Employees are much more widely travelled and are not intimidated by the prospect of joining a local employer while on assignment even on local terms and conditions. Besides many employers for the right skill set will offer a hybrid package featuring local terms plus home leave and a return relocation allowance in order to harness those skills even for a limited period. The world has become a smaller place and the search for scarce talent is global. Once you have found people you need to keep them because assignment interruptions are expensive.

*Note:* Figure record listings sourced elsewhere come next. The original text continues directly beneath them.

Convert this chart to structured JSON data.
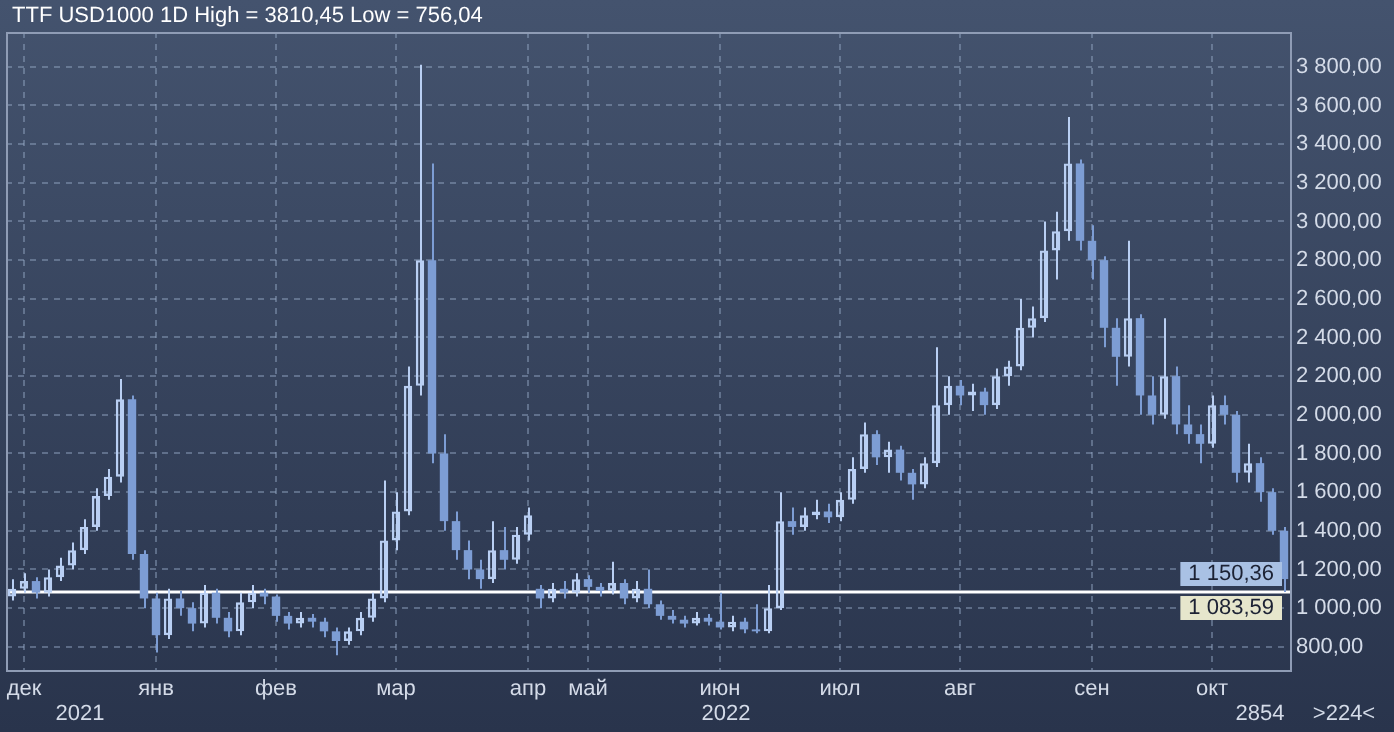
{
  "chart_data": {
    "type": "candlestick",
    "title": "TTF USD1000 1D High = 3810,45 Low = 756,04",
    "categories": [
      null,
      "дек",
      null,
      null,
      null,
      null,
      null,
      null,
      null,
      null,
      null,
      null,
      "янв",
      null,
      null,
      null,
      null,
      null,
      null,
      null,
      null,
      null,
      "фев",
      null,
      null,
      null,
      null,
      null,
      null,
      null,
      null,
      null,
      "мар",
      null,
      null,
      null,
      null,
      null,
      null,
      null,
      null,
      null,
      null,
      "апр",
      null,
      null,
      null,
      null,
      "май",
      null,
      null,
      null,
      null,
      null,
      null,
      null,
      null,
      null,
      null,
      "июн",
      null,
      null,
      null,
      null,
      null,
      null,
      null,
      null,
      null,
      "июл",
      null,
      null,
      null,
      null,
      null,
      null,
      null,
      null,
      null,
      "авг",
      null,
      null,
      null,
      null,
      null,
      null,
      null,
      null,
      null,
      null,
      "сен",
      null,
      null,
      null,
      null,
      null,
      null,
      null,
      null,
      null,
      "окт",
      null,
      null,
      null,
      null,
      null,
      null
    ],
    "ohlc": [
      [
        1060,
        1150,
        1040,
        1100
      ],
      [
        1100,
        1180,
        1080,
        1140
      ],
      [
        1140,
        1160,
        1050,
        1080
      ],
      [
        1080,
        1200,
        1060,
        1160
      ],
      [
        1160,
        1260,
        1140,
        1220
      ],
      [
        1220,
        1340,
        1200,
        1300
      ],
      [
        1300,
        1460,
        1280,
        1420
      ],
      [
        1420,
        1620,
        1400,
        1580
      ],
      [
        1580,
        1720,
        1560,
        1680
      ],
      [
        1680,
        2185,
        1650,
        2080
      ],
      [
        2080,
        2100,
        1250,
        1280
      ],
      [
        1280,
        1300,
        1000,
        1050
      ],
      [
        1050,
        1080,
        770,
        860
      ],
      [
        860,
        1100,
        840,
        1050
      ],
      [
        1050,
        1090,
        960,
        1000
      ],
      [
        1000,
        1030,
        880,
        920
      ],
      [
        920,
        1120,
        900,
        1080
      ],
      [
        1080,
        1100,
        920,
        950
      ],
      [
        950,
        980,
        850,
        880
      ],
      [
        880,
        1080,
        860,
        1030
      ],
      [
        1030,
        1120,
        1000,
        1080
      ],
      [
        1080,
        1100,
        1020,
        1060
      ],
      [
        1060,
        1070,
        930,
        960
      ],
      [
        960,
        980,
        890,
        920
      ],
      [
        920,
        980,
        900,
        950
      ],
      [
        950,
        970,
        900,
        930
      ],
      [
        930,
        950,
        850,
        880
      ],
      [
        880,
        900,
        756.04,
        830
      ],
      [
        830,
        900,
        810,
        880
      ],
      [
        880,
        980,
        860,
        950
      ],
      [
        950,
        1080,
        930,
        1050
      ],
      [
        1050,
        1660,
        1030,
        1350
      ],
      [
        1350,
        1600,
        1300,
        1500
      ],
      [
        1500,
        2250,
        1480,
        2150
      ],
      [
        2150,
        3810.45,
        2100,
        2800
      ],
      [
        2800,
        3300,
        1750,
        1800
      ],
      [
        1800,
        1900,
        1400,
        1450
      ],
      [
        1450,
        1500,
        1250,
        1300
      ],
      [
        1300,
        1350,
        1150,
        1200
      ],
      [
        1200,
        1250,
        1100,
        1150
      ],
      [
        1150,
        1450,
        1130,
        1300
      ],
      [
        1300,
        1420,
        1200,
        1250
      ],
      [
        1250,
        1420,
        1230,
        1380
      ],
      [
        1380,
        1520,
        1350,
        1480
      ],
      [
        1100,
        1120,
        1000,
        1050
      ],
      [
        1050,
        1130,
        1030,
        1100
      ],
      [
        1100,
        1140,
        1050,
        1080
      ],
      [
        1080,
        1180,
        1060,
        1150
      ],
      [
        1150,
        1170,
        1080,
        1110
      ],
      [
        1110,
        1130,
        1060,
        1090
      ],
      [
        1090,
        1240,
        1070,
        1130
      ],
      [
        1130,
        1150,
        1020,
        1050
      ],
      [
        1050,
        1140,
        1030,
        1100
      ],
      [
        1100,
        1200,
        1000,
        1020
      ],
      [
        1020,
        1040,
        940,
        960
      ],
      [
        960,
        990,
        920,
        940
      ],
      [
        940,
        960,
        900,
        920
      ],
      [
        920,
        980,
        910,
        950
      ],
      [
        950,
        970,
        910,
        930
      ],
      [
        930,
        1080,
        890,
        900
      ],
      [
        900,
        960,
        880,
        930
      ],
      [
        930,
        950,
        870,
        890
      ],
      [
        890,
        1020,
        870,
        880
      ],
      [
        880,
        1120,
        870,
        1000
      ],
      [
        1000,
        1600,
        990,
        1450
      ],
      [
        1450,
        1520,
        1380,
        1420
      ],
      [
        1420,
        1520,
        1400,
        1480
      ],
      [
        1480,
        1560,
        1460,
        1500
      ],
      [
        1500,
        1540,
        1440,
        1470
      ],
      [
        1470,
        1600,
        1450,
        1560
      ],
      [
        1560,
        1780,
        1540,
        1720
      ],
      [
        1720,
        1960,
        1700,
        1900
      ],
      [
        1900,
        1920,
        1740,
        1780
      ],
      [
        1780,
        1860,
        1700,
        1820
      ],
      [
        1820,
        1840,
        1660,
        1700
      ],
      [
        1700,
        1720,
        1560,
        1640
      ],
      [
        1640,
        1780,
        1620,
        1750
      ],
      [
        1750,
        2350,
        1730,
        2050
      ],
      [
        2050,
        2200,
        2000,
        2150
      ],
      [
        2150,
        2180,
        2050,
        2100
      ],
      [
        2100,
        2160,
        2020,
        2120
      ],
      [
        2120,
        2140,
        2000,
        2050
      ],
      [
        2050,
        2240,
        2030,
        2200
      ],
      [
        2200,
        2280,
        2150,
        2250
      ],
      [
        2250,
        2600,
        2230,
        2450
      ],
      [
        2450,
        2560,
        2400,
        2500
      ],
      [
        2500,
        3000,
        2480,
        2850
      ],
      [
        2850,
        3050,
        2700,
        2950
      ],
      [
        2950,
        3540,
        2900,
        3300
      ],
      [
        3300,
        3320,
        2850,
        2900
      ],
      [
        2900,
        2980,
        2700,
        2800
      ],
      [
        2800,
        2820,
        2350,
        2450
      ],
      [
        2450,
        2500,
        2150,
        2300
      ],
      [
        2300,
        2900,
        2250,
        2500
      ],
      [
        2500,
        2520,
        2000,
        2100
      ],
      [
        2100,
        2200,
        1950,
        2000
      ],
      [
        2000,
        2500,
        1980,
        2200
      ],
      [
        2200,
        2250,
        1900,
        1950
      ],
      [
        1950,
        2050,
        1850,
        1900
      ],
      [
        1900,
        1950,
        1750,
        1850
      ],
      [
        1850,
        2100,
        1830,
        2050
      ],
      [
        2050,
        2100,
        1950,
        2000
      ],
      [
        2000,
        2020,
        1650,
        1700
      ],
      [
        1700,
        1850,
        1650,
        1750
      ],
      [
        1750,
        1780,
        1550,
        1600
      ],
      [
        1600,
        1620,
        1380,
        1400
      ],
      [
        1400,
        1420,
        1083.59,
        1150.36
      ]
    ],
    "colors": [
      "#b9cff3",
      "#b9cff3",
      "#7d9dd4",
      "#b9cff3",
      "#b9cff3",
      "#b9cff3",
      "#b9cff3",
      "#b9cff3",
      "#b9cff3",
      "#b9cff3",
      "#7d9dd4",
      "#7d9dd4",
      "#7d9dd4",
      "#b9cff3",
      "#7d9dd4",
      "#7d9dd4",
      "#b9cff3",
      "#7d9dd4",
      "#7d9dd4",
      "#b9cff3",
      "#b9cff3",
      "#7d9dd4",
      "#7d9dd4",
      "#7d9dd4",
      "#b9cff3",
      "#7d9dd4",
      "#7d9dd4",
      "#7d9dd4",
      "#b9cff3",
      "#b9cff3",
      "#b9cff3",
      "#b9cff3",
      "#b9cff3",
      "#b9cff3",
      "#b9cff3",
      "#7d9dd4",
      "#7d9dd4",
      "#7d9dd4",
      "#7d9dd4",
      "#7d9dd4",
      "#b9cff3",
      "#7d9dd4",
      "#b9cff3",
      "#b9cff3",
      "#7d9dd4",
      "#b9cff3",
      "#7d9dd4",
      "#b9cff3",
      "#7d9dd4",
      "#7d9dd4",
      "#b9cff3",
      "#7d9dd4",
      "#b9cff3",
      "#7d9dd4",
      "#7d9dd4",
      "#7d9dd4",
      "#7d9dd4",
      "#b9cff3",
      "#7d9dd4",
      "#7d9dd4",
      "#b9cff3",
      "#7d9dd4",
      "#7d9dd4",
      "#b9cff3",
      "#b9cff3",
      "#7d9dd4",
      "#b9cff3",
      "#b9cff3",
      "#7d9dd4",
      "#b9cff3",
      "#b9cff3",
      "#b9cff3",
      "#7d9dd4",
      "#b9cff3",
      "#7d9dd4",
      "#7d9dd4",
      "#b9cff3",
      "#b9cff3",
      "#b9cff3",
      "#7d9dd4",
      "#b9cff3",
      "#7d9dd4",
      "#b9cff3",
      "#b9cff3",
      "#b9cff3",
      "#b9cff3",
      "#b9cff3",
      "#b9cff3",
      "#b9cff3",
      "#7d9dd4",
      "#7d9dd4",
      "#7d9dd4",
      "#7d9dd4",
      "#b9cff3",
      "#7d9dd4",
      "#7d9dd4",
      "#b9cff3",
      "#7d9dd4",
      "#7d9dd4",
      "#7d9dd4",
      "#b9cff3",
      "#7d9dd4",
      "#7d9dd4",
      "#b9cff3",
      "#7d9dd4",
      "#7d9dd4",
      "#7d9dd4"
    ],
    "ylim": [
      680,
      3980
    ],
    "yticks": [
      {
        "value": 800,
        "label": "800,00"
      },
      {
        "value": 1000,
        "label": "1 000,00"
      },
      {
        "value": 1200,
        "label": "1 200,00"
      },
      {
        "value": 1400,
        "label": "1 400,00"
      },
      {
        "value": 1600,
        "label": "1 600,00"
      },
      {
        "value": 1800,
        "label": "1 800,00"
      },
      {
        "value": 2000,
        "label": "2 000,00"
      },
      {
        "value": 2200,
        "label": "2 200,00"
      },
      {
        "value": 2400,
        "label": "2 400,00"
      },
      {
        "value": 2600,
        "label": "2 600,00"
      },
      {
        "value": 2800,
        "label": "2 800,00"
      },
      {
        "value": 3000,
        "label": "3 000,00"
      },
      {
        "value": 3200,
        "label": "3 200,00"
      },
      {
        "value": 3400,
        "label": "3 400,00"
      },
      {
        "value": 3600,
        "label": "3 600,00"
      },
      {
        "value": 3800,
        "label": "3 800,00"
      }
    ],
    "grid": true,
    "ref_lines": [
      {
        "axis": "y",
        "value": 1083.59,
        "label": "1 083,59",
        "color": "#ffffff"
      }
    ],
    "annotations": [
      "1 150,36",
      "2021",
      "2022",
      "2854",
      ">224<"
    ]
  }
}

We used to think too that no local employer could match an expatriate package and that’s no longer the case. There has been a leveling of compensation over the last twenty years. In many industries and for certain skill sets there is already an established global rate. Companies have pruned back international packages and local salaries have increased further narrowing the gap.
So what’s to be done?
- Expatriates like all other employees need to be completely engaged. Ensure that they have the opportunity to exercise initiative and innovate notwithstanding the potential risks
- Make sure that you are aware of competitive (expatriate and local) pay in the region
- Create terms and conditions and a support system that appeals to family. Assignments fail because things go wrong at home – try to anticipate and meet these needs
- Look at an assignment in terms of enterprise value not cost for measuring ROI
- When you have an employee who is willingly mobile and represents your company well, nurture their development
International assignments are costly and doubly so when they go wrong, but the accumulating enterprise value that the right person fully engaged and not distracted by family or location challenges, will produce by completing the assignment should be the prime consideration.
And don’t for one second assume that you can achieve all you need to in the spirit of your culture and values with a fly in fly out leader. Constant communication is essential and necessary but it’s what happens in the white space, between meetings and outside the office that builds exceptional teams and leaders.